Era rarissimo che Kaya si abbandonasse così, proprio lei sempre così forte e indipendente.
Solo questo bastò a mettere il dottore maggiormente  in allarme.

-Amore, è colpa mia... non dovevo lasciarti sola così presto, perdonami- disse, cercando di capire cosa l’avesse tanto turbata- Prima c’era qualcosa che volevi dirmi?

-Niente di importante- rispose Kaya, nascondendo il volto contro il suo petto perchè non potesse vedere le sue lacrime- Solo...ti giuro che non permetterò mai a nessuno di fare del male a te o a Sebastian.

Se Stephen sospettò qualcosa a quelle parole non ne fecemai parola. Certo, era strano, ma ci potevano essere mille spiegazioni.
Finì con l'attribuire quello strano atteggiamento della moglie alla stanchezza, agli ormoni, alla forte emozione che li aveva travolti entrambi quando erano diventati ufficialmente genitori e alla fine lasciò correre, senza che però il brutto presentimento lo lasciasse.

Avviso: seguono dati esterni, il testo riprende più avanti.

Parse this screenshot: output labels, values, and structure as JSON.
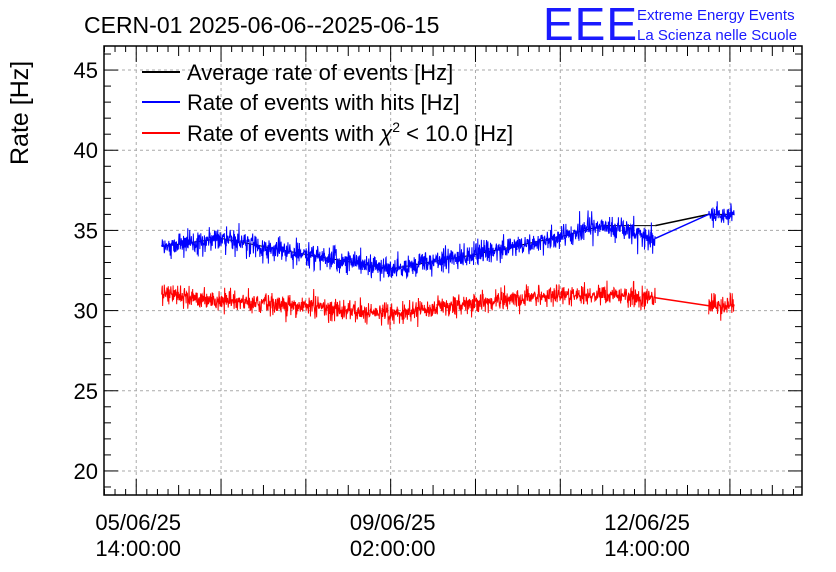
{
  "chart_data": {
    "type": "line",
    "title": "CERN-01 2025-06-06--2025-06-15",
    "ylabel": "Rate [Hz]",
    "xlabel": "",
    "ylim": [
      18.5,
      46.5
    ],
    "yticks": [
      20,
      25,
      30,
      35,
      40,
      45
    ],
    "xticks": [
      {
        "t": 0,
        "line1": "05/06/25",
        "line2": "14:00:00"
      },
      {
        "t": 3,
        "line1": "09/06/25",
        "line2": "02:00:00"
      },
      {
        "t": 6,
        "line1": "12/06/25",
        "line2": "14:00:00"
      }
    ],
    "xlim_units": "tick-index units (1 unit = 1 tick interval)",
    "xlim": [
      -0.38,
      7.85
    ],
    "grid": true,
    "legend_position": "top-left",
    "gaps": [
      [
        6.12,
        6.75
      ]
    ],
    "series": [
      {
        "name": "Average rate of events [Hz]",
        "label_parts": [
          "Average rate of events [Hz]"
        ],
        "color": "#000000",
        "values_summary": "approx. equal to hits rate",
        "x": [
          0.3,
          1.0,
          2.0,
          3.0,
          4.0,
          5.0,
          5.5,
          6.12,
          6.75,
          7.05
        ],
        "y": [
          34.0,
          34.5,
          33.5,
          32.6,
          33.5,
          34.6,
          35.3,
          35.3,
          36.0,
          36.0
        ]
      },
      {
        "name": "Rate of events with hits [Hz]",
        "label_parts": [
          "Rate of events with hits [Hz]"
        ],
        "color": "#0000ff",
        "x": [
          0.3,
          1.0,
          2.0,
          3.0,
          4.0,
          5.0,
          5.5,
          6.12,
          6.75,
          7.05
        ],
        "y": [
          34.0,
          34.5,
          33.5,
          32.6,
          33.5,
          34.6,
          35.3,
          34.5,
          36.0,
          36.0
        ],
        "noise_amplitude": 1.2
      },
      {
        "name": "Rate of events with χ2 < 10.0 [Hz]",
        "label_parts": [
          "Rate of events with ",
          "χ",
          "2",
          " < 10.0 [Hz]"
        ],
        "color": "#ff0000",
        "x": [
          0.3,
          1.0,
          2.0,
          3.0,
          4.0,
          5.0,
          5.5,
          6.12,
          6.75,
          7.05
        ],
        "y": [
          31.0,
          30.6,
          30.3,
          29.8,
          30.5,
          31.0,
          31.0,
          30.8,
          30.3,
          30.3
        ],
        "noise_amplitude": 1.1
      }
    ]
  },
  "branding": {
    "logo": "EEE",
    "line1": "Extreme Energy Events",
    "line2": "La Scienza nelle Scuole"
  }
}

-Così ... sarà Sebastian?- domandò speranzoso alla moglie, anche un po' per alleggerire la tensione.

-Sarà Sebastian- confermò lei stringendosi nel suo abbraccio.

Le parole crudeli della Iris le risuonavano ancora in testa come un veleno.

'In nessun caso lo Stregone Supremo potrebbe mai permettersi di amare un mostro'

Non lo saprà mai, decise la divinità del caos, senza sapere che ancora una volta si sbagliava.